Önümdeki kadının saçlarını yolsam en fazla ne olabilir ki? Yaka paça atarlar mesela buradan seni. Ya da direkt karakolda bulursun kendini. Of. Bir insan nasıl bu kadar yavaş olabilirdi??? Nasıl? Yalnızca bir bilet kesecekti filme. Telaşla, kaşları çatık bir şekilde önündeki ekrana bakmaya başlayınca söze girdim.

"Bir sorun mu var?" Sorduğum soruyla birlikte bana döndü fakat oyalanmadan gözleri tekrardan ekranı bulmuştu. Bu sırada sorduğum soruyu da görmezden gelmedi ve cevapladı.

"Çok üzgünüm hanımefendi. Bilgisayara bir şeyler oluyor şu an. Ben de anlamadım." Sonuna doğru sesi kısılmış ve sandalyeden kalkıp aşağı çömelmişti. Sanırım bilgisayarın kablolarıyla oynuyordu.

Derin bir nefes aldım, verdim ve başımdaki bereyi düzelttim sakin olmaya çalışarak. Biraz sonra başını kaldırdı. "Siz diğer sıraya girin lütfen. Uzun zaman alacak çünkü."

Küfür etmemek için dudaklarımı birbirine bastırıp şansıma tükürdüm. Yanımdaki arkaya doğru uzanan sıraya baktım. Benim arkamdakiler de direkt geçmişti oraya. Kafam yavaşça iki yana sallanırken dudaklarım da aşağı doğru bükülmüştü istemeden. 

Tam bu sırada yanımdan kalın bir erkek sesi duydum. "Buyurun isterseniz."

Soluma döndüğümde onu gördüm. Hayır, tanımıyordum.
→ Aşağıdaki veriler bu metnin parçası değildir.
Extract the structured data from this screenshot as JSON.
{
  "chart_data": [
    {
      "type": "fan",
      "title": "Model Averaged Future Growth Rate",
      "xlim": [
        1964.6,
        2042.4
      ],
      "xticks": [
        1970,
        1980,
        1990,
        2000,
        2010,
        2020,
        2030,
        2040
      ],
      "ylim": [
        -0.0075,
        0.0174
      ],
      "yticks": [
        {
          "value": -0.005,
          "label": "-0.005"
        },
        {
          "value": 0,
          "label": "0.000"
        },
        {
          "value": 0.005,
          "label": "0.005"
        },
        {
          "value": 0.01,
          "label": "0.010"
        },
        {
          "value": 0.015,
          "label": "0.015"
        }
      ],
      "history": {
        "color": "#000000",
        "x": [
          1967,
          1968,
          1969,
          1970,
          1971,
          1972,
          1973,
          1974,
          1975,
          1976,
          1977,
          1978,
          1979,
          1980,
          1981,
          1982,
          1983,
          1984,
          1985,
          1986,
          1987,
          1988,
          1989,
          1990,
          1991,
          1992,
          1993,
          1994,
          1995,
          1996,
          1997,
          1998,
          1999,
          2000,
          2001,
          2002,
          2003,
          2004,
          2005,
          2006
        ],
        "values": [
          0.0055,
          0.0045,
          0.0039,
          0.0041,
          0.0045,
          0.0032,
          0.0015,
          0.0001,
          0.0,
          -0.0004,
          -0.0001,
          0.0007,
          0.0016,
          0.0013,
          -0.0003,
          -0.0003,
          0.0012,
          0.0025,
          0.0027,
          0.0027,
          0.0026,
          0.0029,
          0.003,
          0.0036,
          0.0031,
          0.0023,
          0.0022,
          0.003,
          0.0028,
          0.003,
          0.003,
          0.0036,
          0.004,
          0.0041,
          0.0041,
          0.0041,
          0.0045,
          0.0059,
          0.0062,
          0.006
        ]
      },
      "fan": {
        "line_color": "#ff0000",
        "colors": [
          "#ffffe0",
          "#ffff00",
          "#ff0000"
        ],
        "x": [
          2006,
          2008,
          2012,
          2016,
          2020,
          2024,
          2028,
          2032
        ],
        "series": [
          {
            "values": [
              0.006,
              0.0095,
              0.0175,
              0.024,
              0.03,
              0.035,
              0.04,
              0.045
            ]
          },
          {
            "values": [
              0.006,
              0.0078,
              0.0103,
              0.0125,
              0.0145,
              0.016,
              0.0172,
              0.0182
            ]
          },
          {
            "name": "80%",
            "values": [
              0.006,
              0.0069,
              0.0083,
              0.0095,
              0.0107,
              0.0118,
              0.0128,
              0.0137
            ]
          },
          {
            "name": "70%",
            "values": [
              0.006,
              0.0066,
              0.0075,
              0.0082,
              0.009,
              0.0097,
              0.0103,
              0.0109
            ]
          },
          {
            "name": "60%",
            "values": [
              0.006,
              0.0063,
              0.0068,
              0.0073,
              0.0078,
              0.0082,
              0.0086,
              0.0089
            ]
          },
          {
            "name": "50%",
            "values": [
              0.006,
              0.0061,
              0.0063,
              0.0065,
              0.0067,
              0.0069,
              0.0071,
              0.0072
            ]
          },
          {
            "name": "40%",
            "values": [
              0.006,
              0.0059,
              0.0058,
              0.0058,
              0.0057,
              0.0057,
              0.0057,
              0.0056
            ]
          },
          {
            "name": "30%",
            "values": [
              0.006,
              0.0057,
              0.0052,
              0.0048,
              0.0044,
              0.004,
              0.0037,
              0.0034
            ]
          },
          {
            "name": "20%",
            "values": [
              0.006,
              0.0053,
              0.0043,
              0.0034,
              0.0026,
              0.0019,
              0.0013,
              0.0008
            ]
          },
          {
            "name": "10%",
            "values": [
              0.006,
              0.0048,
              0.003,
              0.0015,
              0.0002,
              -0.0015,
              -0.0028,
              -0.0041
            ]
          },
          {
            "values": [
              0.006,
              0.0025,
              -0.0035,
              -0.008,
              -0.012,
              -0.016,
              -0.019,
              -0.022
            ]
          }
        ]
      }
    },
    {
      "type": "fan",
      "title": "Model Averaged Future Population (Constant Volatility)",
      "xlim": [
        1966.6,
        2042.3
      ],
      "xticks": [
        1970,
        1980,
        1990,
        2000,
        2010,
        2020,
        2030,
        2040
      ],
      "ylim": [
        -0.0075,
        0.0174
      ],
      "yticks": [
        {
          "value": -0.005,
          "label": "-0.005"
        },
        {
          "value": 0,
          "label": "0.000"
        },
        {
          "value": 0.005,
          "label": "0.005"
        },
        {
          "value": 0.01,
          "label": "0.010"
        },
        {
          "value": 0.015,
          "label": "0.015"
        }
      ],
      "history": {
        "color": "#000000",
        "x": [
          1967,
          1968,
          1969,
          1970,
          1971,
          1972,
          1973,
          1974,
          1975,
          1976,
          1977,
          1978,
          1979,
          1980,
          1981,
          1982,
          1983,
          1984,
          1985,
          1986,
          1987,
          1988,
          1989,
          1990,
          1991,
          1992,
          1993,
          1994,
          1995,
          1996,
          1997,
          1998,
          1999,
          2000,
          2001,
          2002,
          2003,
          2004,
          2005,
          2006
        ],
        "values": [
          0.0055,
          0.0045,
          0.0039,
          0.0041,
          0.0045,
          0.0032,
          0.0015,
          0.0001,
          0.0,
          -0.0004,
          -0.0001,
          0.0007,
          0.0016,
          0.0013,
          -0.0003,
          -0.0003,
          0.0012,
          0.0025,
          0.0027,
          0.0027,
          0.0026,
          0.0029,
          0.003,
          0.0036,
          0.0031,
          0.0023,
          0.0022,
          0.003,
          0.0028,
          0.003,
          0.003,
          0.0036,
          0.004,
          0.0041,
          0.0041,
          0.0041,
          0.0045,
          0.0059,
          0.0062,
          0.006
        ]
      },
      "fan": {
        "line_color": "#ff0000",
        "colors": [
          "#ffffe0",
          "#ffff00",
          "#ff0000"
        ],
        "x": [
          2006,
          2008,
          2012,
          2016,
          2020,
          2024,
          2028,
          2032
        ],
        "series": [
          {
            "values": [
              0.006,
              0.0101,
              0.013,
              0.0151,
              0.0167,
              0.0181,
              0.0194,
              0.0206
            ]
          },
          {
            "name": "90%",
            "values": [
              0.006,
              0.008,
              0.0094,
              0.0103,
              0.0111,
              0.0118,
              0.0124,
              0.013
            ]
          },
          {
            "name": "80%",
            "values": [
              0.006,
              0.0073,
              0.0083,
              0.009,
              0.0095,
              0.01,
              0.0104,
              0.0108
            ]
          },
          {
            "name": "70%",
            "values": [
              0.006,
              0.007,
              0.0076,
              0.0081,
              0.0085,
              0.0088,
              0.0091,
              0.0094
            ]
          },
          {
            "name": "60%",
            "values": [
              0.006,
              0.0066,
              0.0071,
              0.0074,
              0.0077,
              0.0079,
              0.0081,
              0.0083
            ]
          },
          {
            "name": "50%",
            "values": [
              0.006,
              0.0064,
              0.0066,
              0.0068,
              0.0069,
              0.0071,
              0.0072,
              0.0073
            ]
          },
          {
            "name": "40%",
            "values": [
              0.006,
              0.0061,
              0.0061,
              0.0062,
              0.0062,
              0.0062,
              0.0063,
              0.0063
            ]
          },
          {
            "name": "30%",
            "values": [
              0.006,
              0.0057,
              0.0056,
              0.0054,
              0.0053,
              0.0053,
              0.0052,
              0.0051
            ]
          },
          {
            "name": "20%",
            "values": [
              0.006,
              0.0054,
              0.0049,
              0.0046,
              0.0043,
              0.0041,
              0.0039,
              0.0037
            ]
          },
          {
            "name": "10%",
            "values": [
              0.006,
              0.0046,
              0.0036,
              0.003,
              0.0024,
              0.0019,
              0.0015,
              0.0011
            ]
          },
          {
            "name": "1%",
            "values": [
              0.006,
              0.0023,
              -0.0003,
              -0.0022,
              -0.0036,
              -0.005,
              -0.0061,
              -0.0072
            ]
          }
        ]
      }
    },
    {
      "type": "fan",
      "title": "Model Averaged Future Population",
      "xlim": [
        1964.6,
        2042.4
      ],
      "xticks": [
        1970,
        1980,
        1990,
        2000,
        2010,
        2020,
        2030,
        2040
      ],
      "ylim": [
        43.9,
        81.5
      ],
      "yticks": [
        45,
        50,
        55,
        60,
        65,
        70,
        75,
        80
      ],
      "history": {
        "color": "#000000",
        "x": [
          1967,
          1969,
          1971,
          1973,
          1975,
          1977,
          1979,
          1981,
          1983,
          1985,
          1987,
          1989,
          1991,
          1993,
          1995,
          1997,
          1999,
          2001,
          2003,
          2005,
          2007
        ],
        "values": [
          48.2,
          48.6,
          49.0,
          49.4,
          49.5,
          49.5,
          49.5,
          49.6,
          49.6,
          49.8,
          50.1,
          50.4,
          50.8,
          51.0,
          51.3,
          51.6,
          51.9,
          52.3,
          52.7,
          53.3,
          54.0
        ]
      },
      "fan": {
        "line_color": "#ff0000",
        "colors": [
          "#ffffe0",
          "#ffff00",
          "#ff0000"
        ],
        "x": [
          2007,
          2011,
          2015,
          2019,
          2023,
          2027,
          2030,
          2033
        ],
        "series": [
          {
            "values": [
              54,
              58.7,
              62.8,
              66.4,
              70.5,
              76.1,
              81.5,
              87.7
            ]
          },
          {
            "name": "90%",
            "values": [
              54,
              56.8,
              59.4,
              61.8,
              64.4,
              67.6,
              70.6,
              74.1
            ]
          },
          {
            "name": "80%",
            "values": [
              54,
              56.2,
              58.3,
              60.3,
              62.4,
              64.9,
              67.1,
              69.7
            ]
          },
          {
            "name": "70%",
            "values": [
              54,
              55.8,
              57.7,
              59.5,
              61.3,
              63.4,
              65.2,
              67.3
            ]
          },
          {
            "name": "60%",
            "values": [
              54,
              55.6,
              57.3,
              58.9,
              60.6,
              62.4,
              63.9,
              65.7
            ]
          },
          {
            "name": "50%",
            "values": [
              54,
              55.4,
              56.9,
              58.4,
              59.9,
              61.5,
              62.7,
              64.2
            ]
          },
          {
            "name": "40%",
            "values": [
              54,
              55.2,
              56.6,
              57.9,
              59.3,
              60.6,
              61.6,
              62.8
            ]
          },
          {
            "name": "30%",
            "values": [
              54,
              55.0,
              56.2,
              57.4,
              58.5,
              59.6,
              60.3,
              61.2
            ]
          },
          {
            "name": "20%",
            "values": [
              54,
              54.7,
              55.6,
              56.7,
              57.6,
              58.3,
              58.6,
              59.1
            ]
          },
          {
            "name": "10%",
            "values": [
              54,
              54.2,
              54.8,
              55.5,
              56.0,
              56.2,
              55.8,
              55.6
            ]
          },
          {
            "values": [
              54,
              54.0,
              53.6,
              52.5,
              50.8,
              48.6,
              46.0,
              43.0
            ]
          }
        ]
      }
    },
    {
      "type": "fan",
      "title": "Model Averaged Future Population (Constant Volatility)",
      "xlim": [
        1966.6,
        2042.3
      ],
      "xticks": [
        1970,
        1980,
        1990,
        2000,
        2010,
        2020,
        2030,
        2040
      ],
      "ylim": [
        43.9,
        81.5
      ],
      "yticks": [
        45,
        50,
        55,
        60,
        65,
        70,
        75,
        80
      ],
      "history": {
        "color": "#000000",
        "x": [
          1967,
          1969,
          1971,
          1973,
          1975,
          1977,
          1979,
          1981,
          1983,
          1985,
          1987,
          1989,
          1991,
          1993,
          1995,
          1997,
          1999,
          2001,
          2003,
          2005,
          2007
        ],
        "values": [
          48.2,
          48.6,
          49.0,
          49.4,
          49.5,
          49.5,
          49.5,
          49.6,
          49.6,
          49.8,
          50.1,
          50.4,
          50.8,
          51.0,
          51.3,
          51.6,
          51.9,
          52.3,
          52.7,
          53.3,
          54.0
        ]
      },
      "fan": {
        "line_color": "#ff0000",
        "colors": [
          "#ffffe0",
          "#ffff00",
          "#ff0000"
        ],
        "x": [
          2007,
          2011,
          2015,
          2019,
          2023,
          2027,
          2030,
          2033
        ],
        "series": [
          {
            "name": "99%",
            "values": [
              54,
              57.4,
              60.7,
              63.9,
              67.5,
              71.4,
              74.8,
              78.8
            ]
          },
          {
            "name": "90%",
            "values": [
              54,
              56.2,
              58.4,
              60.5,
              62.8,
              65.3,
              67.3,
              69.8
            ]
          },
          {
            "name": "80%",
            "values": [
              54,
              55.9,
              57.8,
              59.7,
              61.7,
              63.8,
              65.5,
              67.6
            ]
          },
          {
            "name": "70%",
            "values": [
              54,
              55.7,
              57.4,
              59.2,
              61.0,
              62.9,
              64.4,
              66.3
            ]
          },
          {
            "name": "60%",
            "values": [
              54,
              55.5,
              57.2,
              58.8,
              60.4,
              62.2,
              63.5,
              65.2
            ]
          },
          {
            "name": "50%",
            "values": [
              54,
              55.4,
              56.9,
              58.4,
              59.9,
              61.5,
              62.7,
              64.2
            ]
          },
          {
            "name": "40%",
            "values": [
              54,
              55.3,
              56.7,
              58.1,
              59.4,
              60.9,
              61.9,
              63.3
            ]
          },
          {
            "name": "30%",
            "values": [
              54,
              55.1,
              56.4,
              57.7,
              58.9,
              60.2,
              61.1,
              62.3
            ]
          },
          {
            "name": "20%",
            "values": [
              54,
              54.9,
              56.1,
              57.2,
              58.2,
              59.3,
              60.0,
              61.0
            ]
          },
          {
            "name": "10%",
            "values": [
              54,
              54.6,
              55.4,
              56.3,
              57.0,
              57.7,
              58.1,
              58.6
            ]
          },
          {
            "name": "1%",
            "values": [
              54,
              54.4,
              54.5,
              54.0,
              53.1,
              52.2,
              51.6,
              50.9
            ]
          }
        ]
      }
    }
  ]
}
Kaşlarım bu yabancı adamın iyi tavrına karşı havaya kalktı. Daha sonra küçücük bir gülümseme kapladı yüzümü.

"Gerçekten mi?" Kafasını salladı ve o da gülümsedi. Koyu kahverengi saçları dağınıktı, birkaç tutamı alnına düşmüştü. Gözleri acı kahve tonundaydı ve insanı etkisi altına alacak kadar derin bakıyordu. Yüzünün tanıdık gelmesini çok kafama takmadan yanına doğru gittim.

Boyu uzundu. Aramızda muhtemelen 15 cm kadar vardı. Ben 1.75 olduğum için çok fark oluşmamıştı.

"Teşekkür ederim. Derya bu arada." Elimi uzatarak konuşmama o da elimi tutarak karşılık vermişti.

"Rica ederim. Çağlar." Yüzümüzde büyümemesi için bastırdığımız gülümsememizle birbirimize bakarken görevli kadının sesi geldi. "Hangi film olacaktı?"

İlk kadına sonra birbirimize baktık aynı anda. Ellerimizin hala birleşik olduğunu görünce alelacele ayırdım ve boğazımı temizleyip kadına döndüm.

Sonra aynı anda konuştuk. "Sevmek Zamanı." Kaşlarım kalkarken tekrar yanımdaki adamı buldu gözlerim. Onun da bana baktığını hatta yüzümün her yerini incelediğini görünce kulaklarımdan yanaklarıma doğru kızardığımı hissettim. Bir şey demeden önüme döndüm.

"Ekrandan seçebilirsiniz oturacağınız yeri." Nedense bir anda sesim yükselmişti hafifçe.

"Biz birlikte değiliz. Biletleri ayrı kesin lütfen." Kadın anladım anlamında başını sallayarak ekranı gösterdi tekrardan.

Dudaklarımı birbirine bastırırken boş olan yerlere baktım. Ortada veya arkada bir yer olabilirdi. Fakat neredeyse her yer doluydu. Sadece en öndeki iki sırada ve ortayla arkanın arasında iki kişilik mesafeyle iki koltuk vardı. Geldiğim yer eski türk filmlerini gösteren bir sinema salonuydu. Demek ki insanlar eskileri unutmuyordu.